3. `SLACK_APP_TOKEN` and `SLACK_BOT_TOKEN` are a faff to get, you will need to sign up for a new app in your app workspace and roughly follow [these instructions](https://www.twilio.com/blog/how-to-build-a-slackbot-in-socket-mode-with-python), only the parts about creating the bot in Slack workspace.
### 3. Set up your bot configuration
Bot configurations are stored in directories, and have a simple format:
```
bot-name/
-- lurch.json
-- prompt.tpl
```
You can use the example bot config under the `bots/tyk` folder in the repo as a quickstart:
```bash
cp -R bots/tyk bots/mybot
```
The configuration file will look something like this:
```json
{
"Bot": {
"ID": "YOUR-PINECONE-NAMESPACE",
"Model": "gpt-3.5-turbo",
"Temp": 0.3,
"TopP": 0,
"FrequencyPenalty": 0,
"PresencePenalty": 0,
"MaxTokens": 4096,
"TokenLimit": 4096
},
"Instructions": "You are an AI chatbot that is happy and helpful."
}
```
The key settings that you will need to configure are:
1. The `Bot.ID` field: this specifies the namespace the bot will use for pulling context embeddings for queries to ChatGPT, it also uses this namespace when learning via chat
2. The `Instructions` field: This specifies how your bot should behave, if you are working with nich content, it's worth including it's scope here as it will ground all the answers.
The remaining settings in the `Bot` section are all described elsewhere and are specific to OpenAI, you can find out more [here](https://towardsdatascience.com/gpt-3-parameters-and-prompt-design-1a595dc5b405).
### 4. Run the bot
The bot doesn't have a daemon mode or anything, but it should work as a systemd service, to quickstart, just run it from inside the source directory:
```bash
martin@Martins-Air lurch % ./lurch bots/tyk
Unexpected event type received: connecting
Unexpected event type received: connected
Unexpected event type received: hello
```
Now you just need to add the bot to a slack channel and `@mention` it with a question or a command.
## Commands
There are two built in commands for lurch:
### `reset`
Lurch will keep each users conversation history in local memory, it will feed this back into GPT as part of it's prompt in order to ensure there is a context for the conversation.

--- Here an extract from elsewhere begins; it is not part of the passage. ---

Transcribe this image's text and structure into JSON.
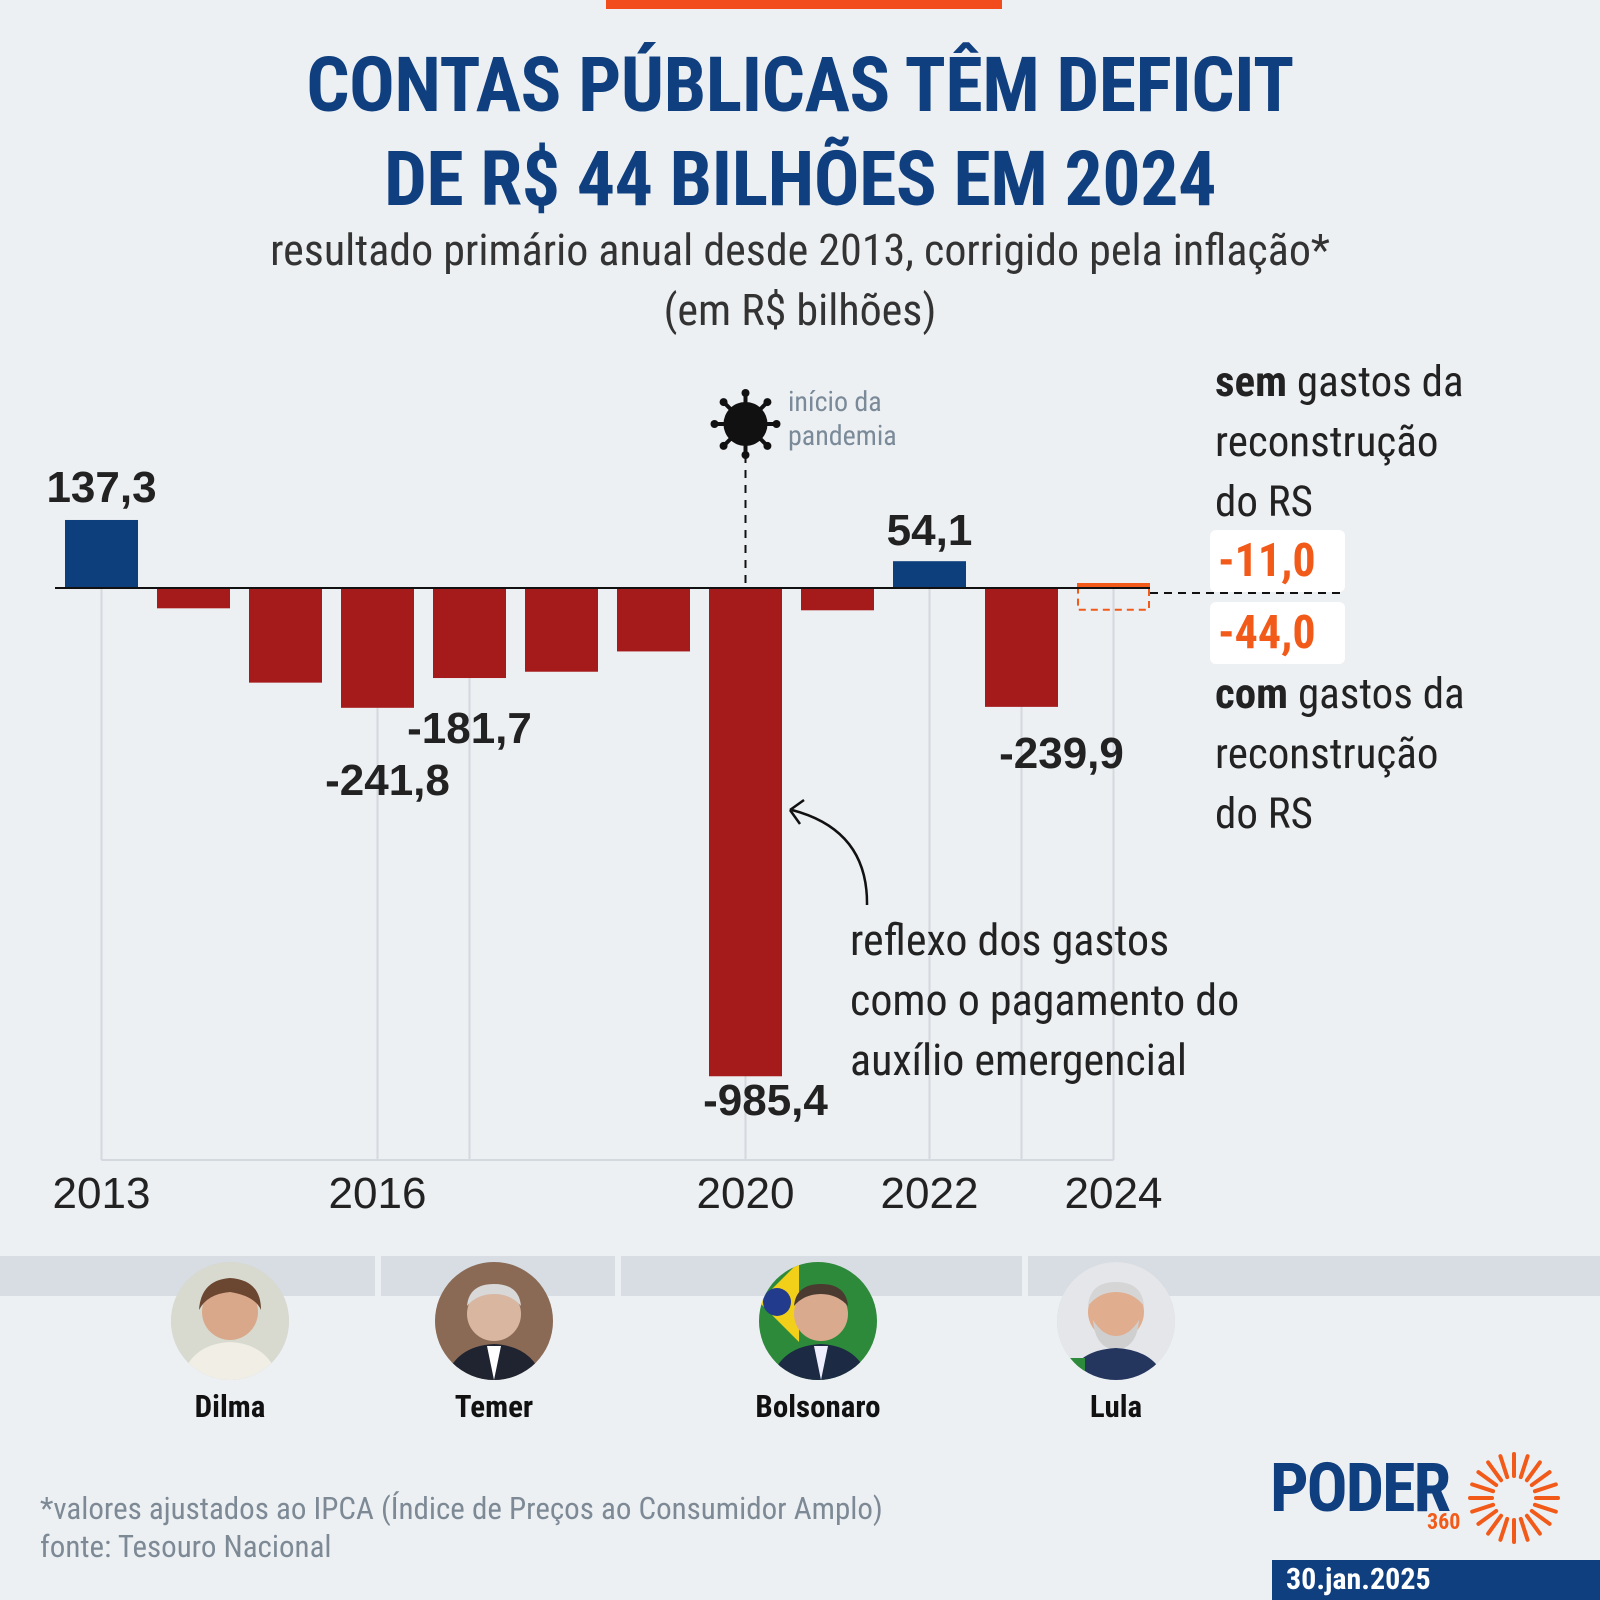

However, since GPT3.5 has a 4k token limit, at some point the chat history plus the extra context will cause the prompt to fail.
by typing `@Lurch reset`, the bot will wipe the local map of the conversation to start again. The bot will tell you how long the conversation history is (in messages, not tokens), in each response, as well as how many context objects were used for the prompt.
### `learn this`
You can correct lurch if it gives you a wrong answer, you can do this by simply responding to it with the correct answer like so:
```
@Lurch learn this: Tyk is the greatest API Management Platform in the world, and it's CEO Martin is extremely handsome'
```
The bot will then save *entire chat history between you and the bot* as an embedding into pinecone, so it can reference it later. It will also wipe the current local conversation history so as not to accidentally store the same data twice.

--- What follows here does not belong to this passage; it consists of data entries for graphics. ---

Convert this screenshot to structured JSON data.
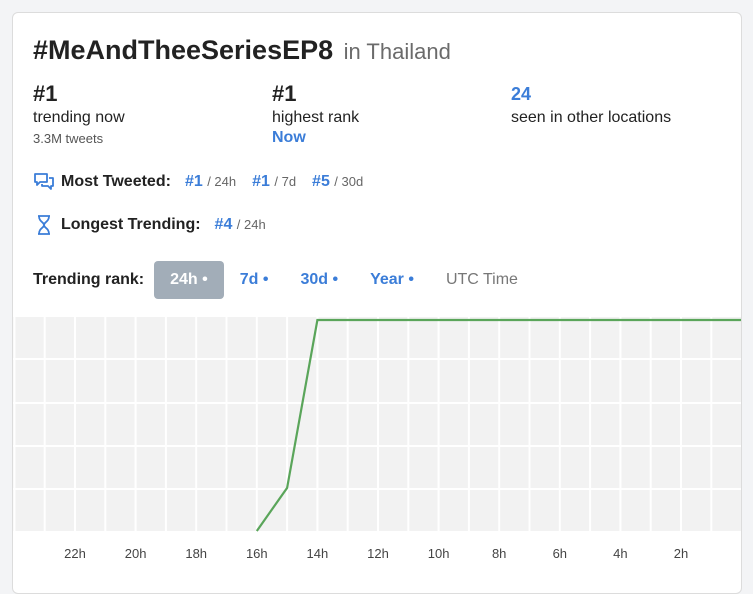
{
  "title": {
    "hashtag": "#MeAndTheeSeriesEP8",
    "location": "in Thailand"
  },
  "stats": {
    "trending_now": {
      "rank": "#1",
      "label": "trending now",
      "tweets": "3.3M tweets"
    },
    "highest_rank": {
      "rank": "#1",
      "label": "highest rank",
      "when": "Now"
    },
    "other_locations": {
      "count": "24",
      "label": "seen in other locations"
    }
  },
  "most_tweeted": {
    "label": "Most Tweeted:",
    "icon": "chat-bubbles-icon",
    "items": [
      {
        "rank": "#1",
        "period": "/ 24h"
      },
      {
        "rank": "#1",
        "period": "/ 7d"
      },
      {
        "rank": "#5",
        "period": "/ 30d"
      }
    ]
  },
  "longest_trending": {
    "label": "Longest Trending:",
    "icon": "hourglass-icon",
    "items": [
      {
        "rank": "#4",
        "period": "/ 24h"
      }
    ]
  },
  "tabs": {
    "label": "Trending rank:",
    "items": [
      "24h •",
      "7d •",
      "30d •",
      "Year •"
    ],
    "active_index": 0,
    "utc": "UTC Time"
  },
  "colors": {
    "accent": "#3b7dd8",
    "line": "#5aa55a",
    "active_tab": "#a2adb8",
    "chart_bg": "#f2f2f2"
  },
  "chart_data": {
    "type": "line",
    "categories": [
      "22h",
      "20h",
      "18h",
      "16h",
      "14h",
      "12h",
      "10h",
      "8h",
      "6h",
      "4h",
      "2h"
    ],
    "x": [
      16,
      15,
      14,
      0
    ],
    "y": [
      50,
      40,
      1,
      1
    ],
    "xlim": [
      24,
      0
    ],
    "ylim": [
      1,
      50
    ],
    "grid": true
  }
}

It isn't recommended to train the bot this way! This is just a handy way to quickly correct mistakes during conversation.
## Bulk Learning
In order to teach a bot bulk information, you can use the botMaker 'learning' example.
Simply point it at a directory full of text, markdown or PDF files and it will start to create embeddings for you:
```bash
git clone git@github.com:lonelycode/botMaker.git
cd botMaker/examples/learning
go build
./learning NAMESPACE /PATH/TO/LOAD
```
botMaker uses the same environment variables that Lurch uses, no additional settings should be required.